Als Mitglieder der Energie- und Umweltkommission im Einsatz für eine nachhaltige Umwelt in Bürglen sind ausserdem Fabian Tresch, Luzia Gisler-Wenk, Peter Arnold, Kurt Gisler, Corinne Salzmann und Peter Gisler.

«Alle Beteiligten dürfen stolz auf ihre Arbeit sein»

Damit Bürglen auch in Zukunft das Label tragen darf, gilt es, den stetigen Prozess der verbesserten Energienutzung umzusetzen.
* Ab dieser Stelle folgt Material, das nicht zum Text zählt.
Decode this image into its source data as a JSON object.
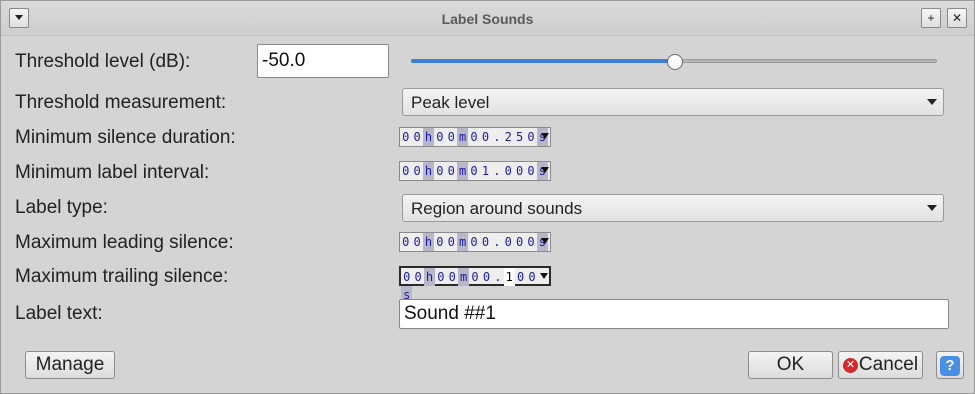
{
  "window": {
    "title": "Label Sounds",
    "menu_icon": "chevron-down-icon",
    "pin_glyph": "+",
    "close_glyph": "✕"
  },
  "threshold_level": {
    "label": "Threshold level (dB):",
    "value": "-50.0",
    "slider_fraction": 0.5
  },
  "threshold_measurement": {
    "label": "Threshold measurement:",
    "selected": "Peak level"
  },
  "min_silence_duration": {
    "label": "Minimum silence duration:",
    "digits": [
      "0",
      "0",
      "h",
      "0",
      "0",
      "m",
      "0",
      "0",
      ".",
      "2",
      "5",
      "0",
      "s"
    ]
  },
  "min_label_interval": {
    "label": "Minimum label interval:",
    "digits": [
      "0",
      "0",
      "h",
      "0",
      "0",
      "m",
      "0",
      "1",
      ".",
      "0",
      "0",
      "0",
      "s"
    ]
  },
  "label_type": {
    "label": "Label type:",
    "selected": "Region around sounds"
  },
  "max_leading_silence": {
    "label": "Maximum leading silence:",
    "digits": [
      "0",
      "0",
      "h",
      "0",
      "0",
      "m",
      "0",
      "0",
      ".",
      "0",
      "0",
      "0",
      "s"
    ]
  },
  "max_trailing_silence": {
    "label": "Maximum trailing silence:",
    "digits": [
      "0",
      "0",
      "h",
      "0",
      "0",
      "m",
      "0",
      "0",
      ".",
      "1",
      "0",
      "0",
      "s"
    ]
  },
  "label_text": {
    "label": "Label text:",
    "value": "Sound ##1"
  },
  "buttons": {
    "manage": "Manage",
    "ok": "OK",
    "cancel": "Cancel",
    "help": "?"
  },
  "colors": {
    "accent": "#3d7fd6",
    "background": "#d4d4d4",
    "digit": "#1c1ca0"
  }
}
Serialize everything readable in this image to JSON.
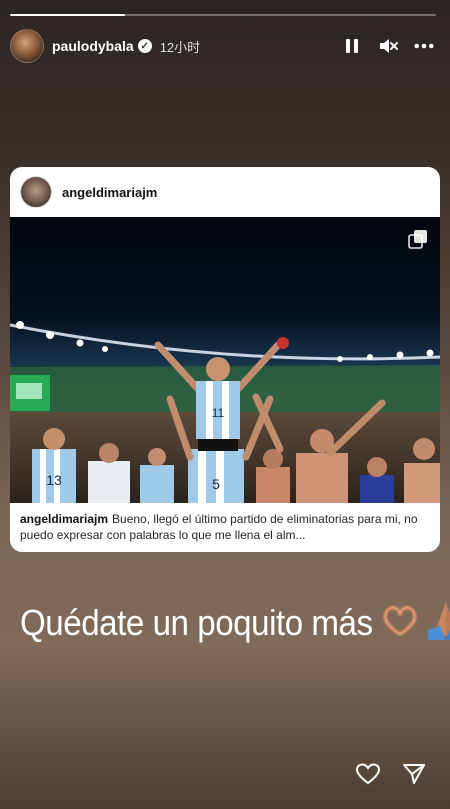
{
  "story": {
    "progress": 0.27,
    "username": "paulodybala",
    "timestamp": "12小时",
    "verified_icon": "verified-check-icon",
    "controls": {
      "pause_icon": "pause-icon",
      "mute_icon": "muted-speaker-icon",
      "more_icon": "more-icon"
    }
  },
  "shared_post": {
    "username": "angeldimariajm",
    "caption_user": "angeldimariajm",
    "caption_text": "Bueno, llegó el último partido de eliminatorias para mi, no puedo expresar con palabras lo que me llena el alm...",
    "player_numbers": [
      "11",
      "5",
      "13"
    ],
    "multi_image_icon": "multiple-images-icon"
  },
  "overlay": {
    "text": "Quédate un poquito más",
    "emojis": [
      "heart-hands-emoji",
      "folded-hands-emoji"
    ]
  },
  "footer": {
    "like_icon": "heart-icon",
    "share_icon": "send-icon"
  }
}
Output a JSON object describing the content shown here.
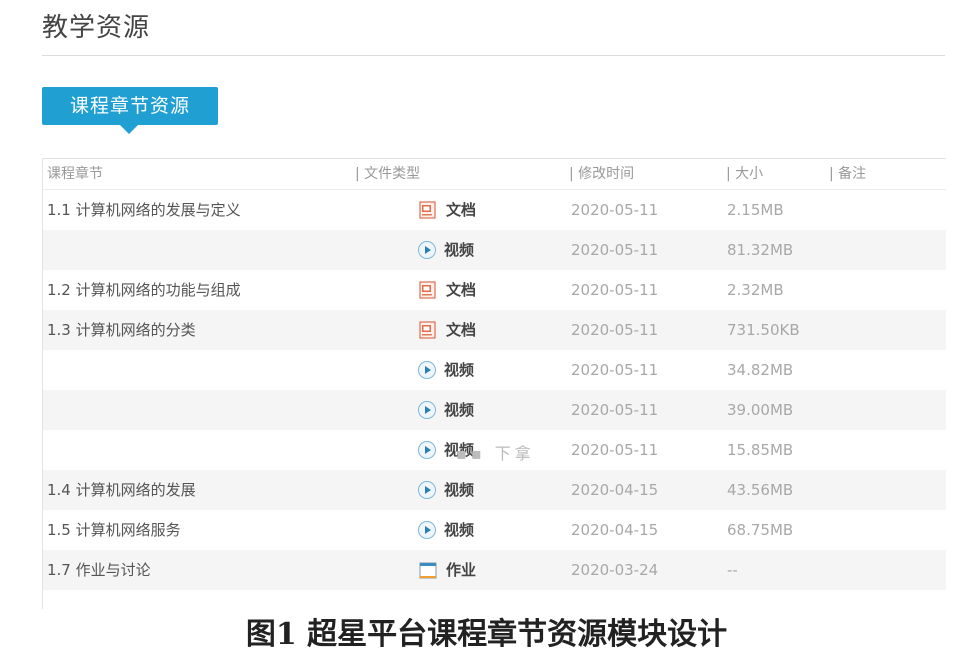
{
  "page": {
    "title": "教学资源",
    "tab_label": "课程章节资源",
    "more_label": "▪▪ 下拿",
    "caption": "图1   超星平台课程章节资源模块设计"
  },
  "table": {
    "headers": {
      "chapter": "课程章节",
      "type": "| 文件类型",
      "date": "| 修改时间",
      "size": "| 大小",
      "note": "| 备注"
    },
    "rows": [
      {
        "chapter": "1.1 计算机网络的发展与定义",
        "type": "文档",
        "icon": "document-icon",
        "date": "2020-05-11",
        "size": "2.15MB"
      },
      {
        "chapter": "",
        "type": "视频",
        "icon": "video-icon",
        "date": "2020-05-11",
        "size": "81.32MB"
      },
      {
        "chapter": "1.2 计算机网络的功能与组成",
        "type": "文档",
        "icon": "document-icon",
        "date": "2020-05-11",
        "size": "2.32MB"
      },
      {
        "chapter": "1.3 计算机网络的分类",
        "type": "文档",
        "icon": "document-icon",
        "date": "2020-05-11",
        "size": "731.50KB"
      },
      {
        "chapter": "",
        "type": "视频",
        "icon": "video-icon",
        "date": "2020-05-11",
        "size": "34.82MB"
      },
      {
        "chapter": "",
        "type": "视频",
        "icon": "video-icon",
        "date": "2020-05-11",
        "size": "39.00MB"
      },
      {
        "chapter": "",
        "type": "视频",
        "icon": "video-icon",
        "date": "2020-05-11",
        "size": "15.85MB"
      },
      {
        "chapter": "1.4 计算机网络的发展",
        "type": "视频",
        "icon": "video-icon",
        "date": "2020-04-15",
        "size": "43.56MB"
      },
      {
        "chapter": "1.5 计算机网络服务",
        "type": "视频",
        "icon": "video-icon",
        "date": "2020-04-15",
        "size": "68.75MB"
      },
      {
        "chapter": "1.7 作业与讨论",
        "type": "作业",
        "icon": "assignment-icon",
        "date": "2020-03-24",
        "size": "--"
      }
    ]
  },
  "colors": {
    "accent": "#1f9fd2",
    "row_alt": "#f5f5f5"
  }
}
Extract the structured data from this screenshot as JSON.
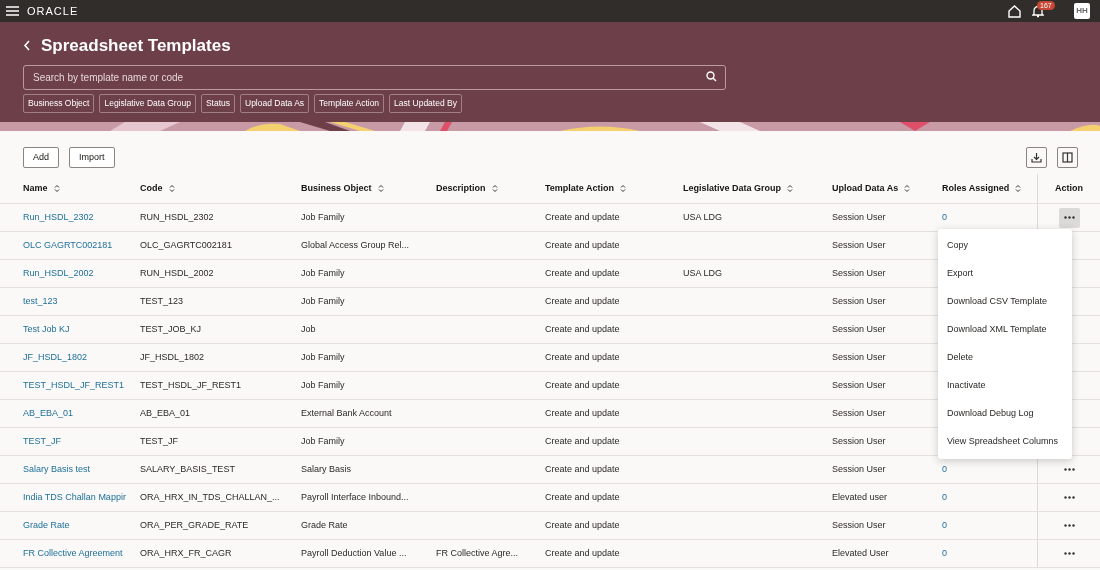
{
  "top_bar": {
    "brand": "ORACLE",
    "notification_count": "167",
    "avatar_initials": "HH"
  },
  "page": {
    "title": "Spreadsheet Templates",
    "search": {
      "placeholder": "Search by template name or code"
    },
    "filters": [
      "Business Object",
      "Legislative Data Group",
      "Status",
      "Upload Data As",
      "Template Action",
      "Last Updated By"
    ]
  },
  "toolbar": {
    "buttons": [
      "Add",
      "Import"
    ]
  },
  "table": {
    "columns": [
      {
        "label": "Name",
        "sortable": true
      },
      {
        "label": "Code",
        "sortable": true
      },
      {
        "label": "Business Object",
        "sortable": true
      },
      {
        "label": "Description",
        "sortable": true
      },
      {
        "label": "Template Action",
        "sortable": true
      },
      {
        "label": "Legislative Data Group",
        "sortable": true
      },
      {
        "label": "Upload Data As",
        "sortable": true
      },
      {
        "label": "Roles Assigned",
        "sortable": true
      },
      {
        "label": "Action",
        "sortable": false
      }
    ],
    "rows": [
      {
        "name": "Run_HSDL_2302",
        "code": "RUN_HSDL_2302",
        "business_object": "Job Family",
        "template_action": "Create and update",
        "legislative_data_group": "USA LDG",
        "upload_data_as": "Session User",
        "roles_assigned": "0",
        "action_selected": true
      },
      {
        "name": "OLC GAGRTC002181",
        "code": "OLC_GAGRTC002181",
        "business_object": "Global Access Group Rel...",
        "template_action": "Create and update",
        "upload_data_as": "Session User"
      },
      {
        "name": "Run_HSDL_2002",
        "code": "RUN_HSDL_2002",
        "business_object": "Job Family",
        "template_action": "Create and update",
        "legislative_data_group": "USA LDG",
        "upload_data_as": "Session User"
      },
      {
        "name": "test_123",
        "code": "TEST_123",
        "business_object": "Job Family",
        "template_action": "Create and update",
        "upload_data_as": "Session User"
      },
      {
        "name": "Test Job KJ",
        "code": "TEST_JOB_KJ",
        "business_object": "Job",
        "template_action": "Create and update",
        "upload_data_as": "Session User"
      },
      {
        "name": "JF_HSDL_1802",
        "code": "JF_HSDL_1802",
        "business_object": "Job Family",
        "template_action": "Create and update",
        "upload_data_as": "Session User"
      },
      {
        "name": "TEST_HSDL_JF_REST1",
        "code": "TEST_HSDL_JF_REST1",
        "business_object": "Job Family",
        "template_action": "Create and update",
        "upload_data_as": "Session User"
      },
      {
        "name": "AB_EBA_01",
        "code": "AB_EBA_01",
        "business_object": "External Bank Account",
        "template_action": "Create and update",
        "upload_data_as": "Session User"
      },
      {
        "name": "TEST_JF",
        "code": "TEST_JF",
        "business_object": "Job Family",
        "template_action": "Create and update",
        "upload_data_as": "Session User"
      },
      {
        "name": "Salary Basis test",
        "code": "SALARY_BASIS_TEST",
        "business_object": "Salary Basis",
        "template_action": "Create and update",
        "upload_data_as": "Session User",
        "roles_assigned": "0",
        "action_selected": false
      },
      {
        "name": "India TDS Challan Mappir",
        "code": "ORA_HRX_IN_TDS_CHALLAN_...",
        "business_object": "Payroll Interface Inbound...",
        "template_action": "Create and update",
        "upload_data_as": "Elevated user",
        "roles_assigned": "0",
        "action_selected": false
      },
      {
        "name": "Grade Rate",
        "code": "ORA_PER_GRADE_RATE",
        "business_object": "Grade Rate",
        "template_action": "Create and update",
        "upload_data_as": "Session User",
        "roles_assigned": "0",
        "action_selected": false
      },
      {
        "name": "FR Collective Agreement",
        "code": "ORA_HRX_FR_CAGR",
        "business_object": "Payroll Deduction Value ...",
        "description": "FR Collective Agre...",
        "template_action": "Create and update",
        "upload_data_as": "Elevated User",
        "roles_assigned": "0",
        "action_selected": false
      }
    ]
  },
  "action_menu": {
    "items": [
      "Copy",
      "Export",
      "Download CSV Template",
      "Download XML Template",
      "Delete",
      "Inactivate",
      "Download Debug Log",
      "View Spreadsheet Columns"
    ]
  }
}
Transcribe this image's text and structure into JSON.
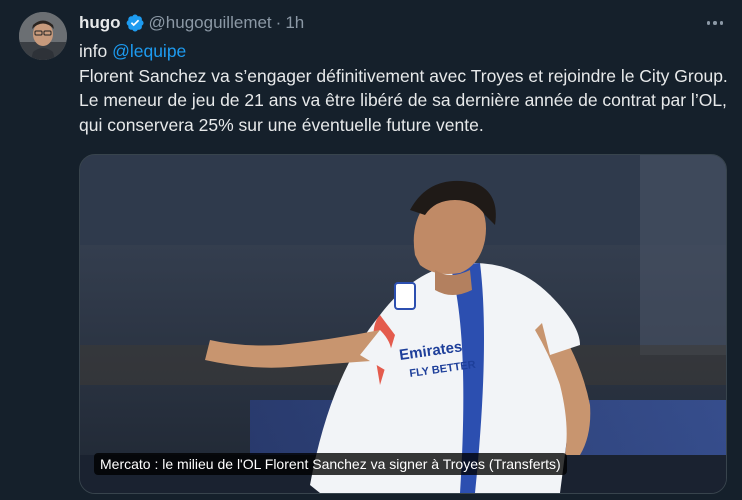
{
  "author": {
    "name": "hugo",
    "handle": "@hugoguillemet",
    "separator": "·",
    "time": "1h"
  },
  "tweet": {
    "line1_prefix": "info ",
    "mention": "@lequipe",
    "text": "Florent Sanchez va s’engager définitivement avec Troyes et rejoindre le City Group. Le meneur de jeu de 21 ans va être libéré de sa dernière année de contrat par l’OL, qui conservera 25% sur une éventuelle future vente."
  },
  "media": {
    "caption": "Mercato : le milieu de l'OL Florent Sanchez va signer à Troyes (Transferts)"
  },
  "icons": {
    "verified": "verified-badge-icon",
    "more": "more-options-icon"
  },
  "colors": {
    "background": "#15202b",
    "accent": "#1d9bf0",
    "secondary_text": "#8b98a5",
    "primary_text": "#e7e9ea"
  }
}
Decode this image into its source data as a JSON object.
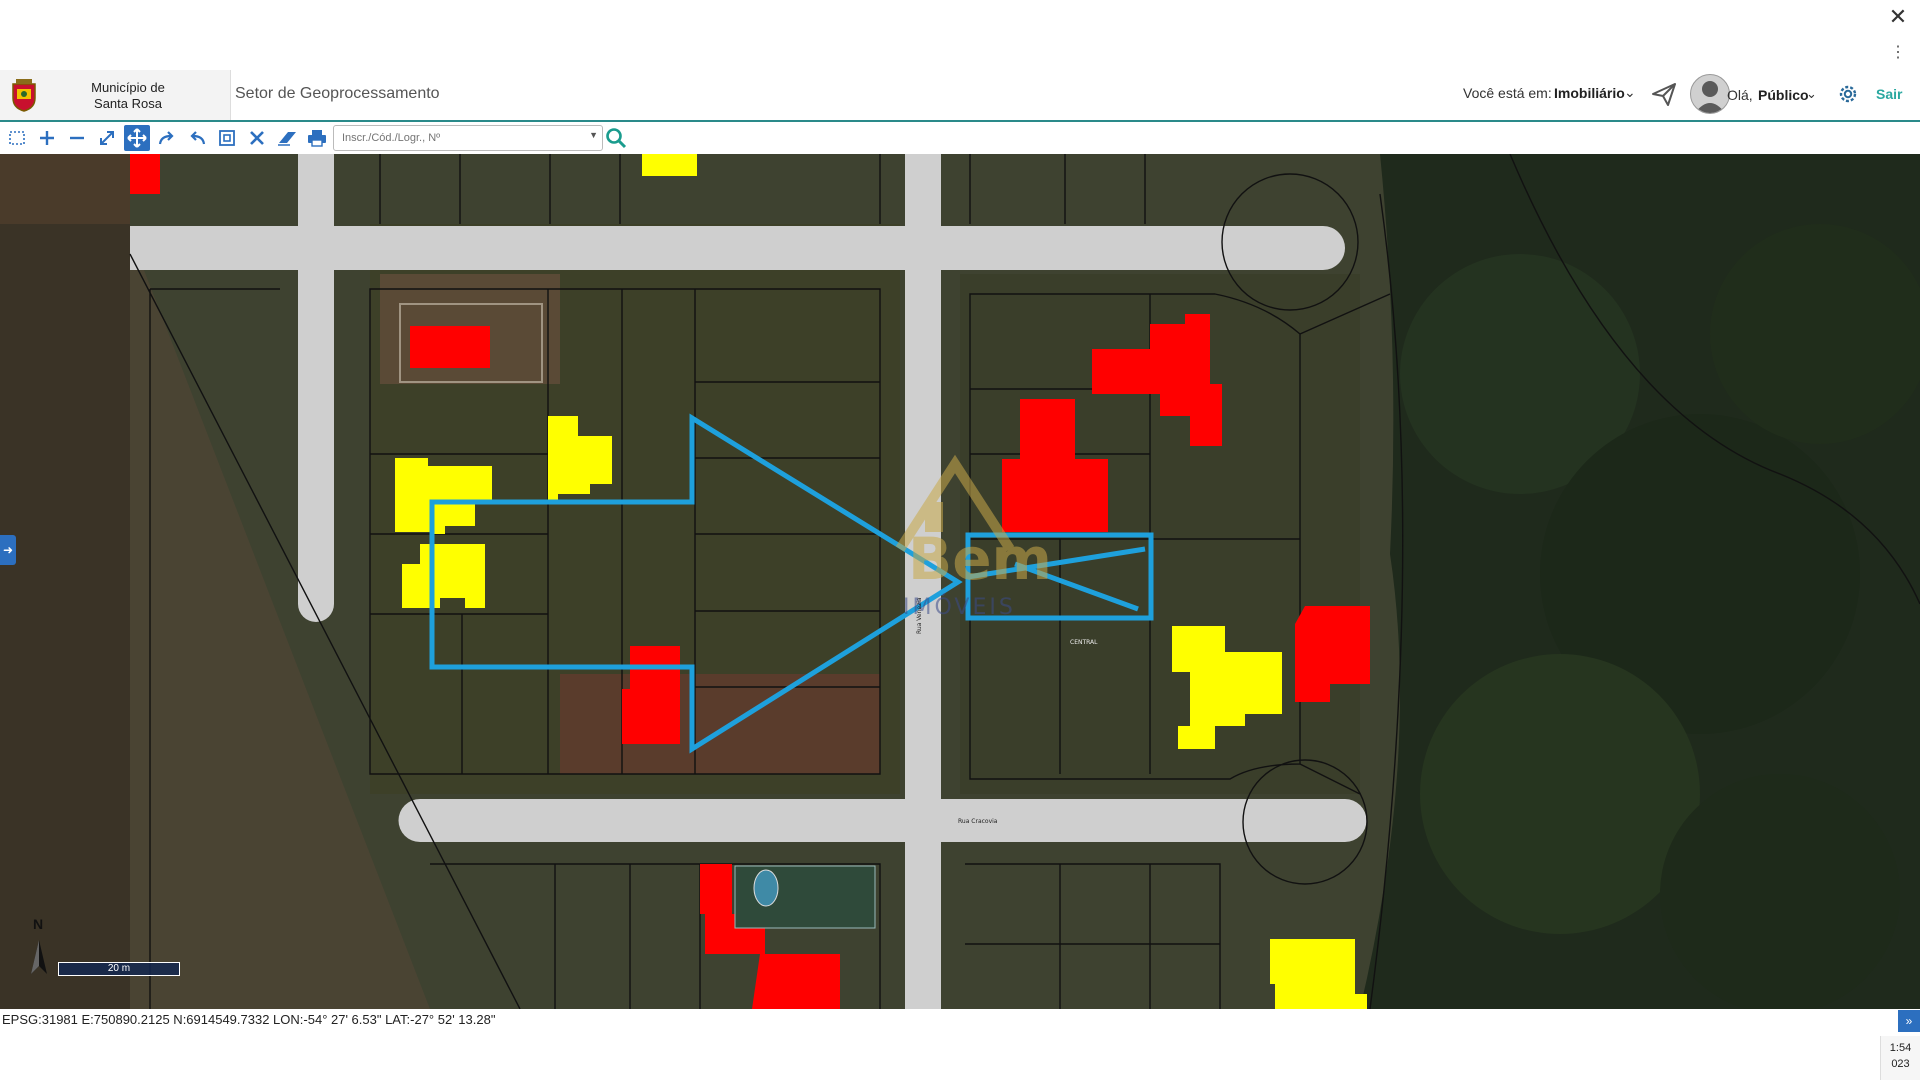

Die Herausforderung bestehe darin, sich stets für eine nachhaltige Umwelt einzusetzen sowie sich laufend an neue Gegebenheiten anzupassen. Mit Hilfe einer Erfolgskontrolle wird der Fortschritt aufgezeigt. «Sich mit dem Label Energiestadt zu schmücken, ist toll. Alle Beteiligten dürfen stolz auf ihre Arbeit sein», so Christen-Zarri. «Wichtiger ist jedoch, dass mit diesem Prozess eine Entwicklung zu schonendem Umgang mit Energie und der Umwelt angestossen wird.»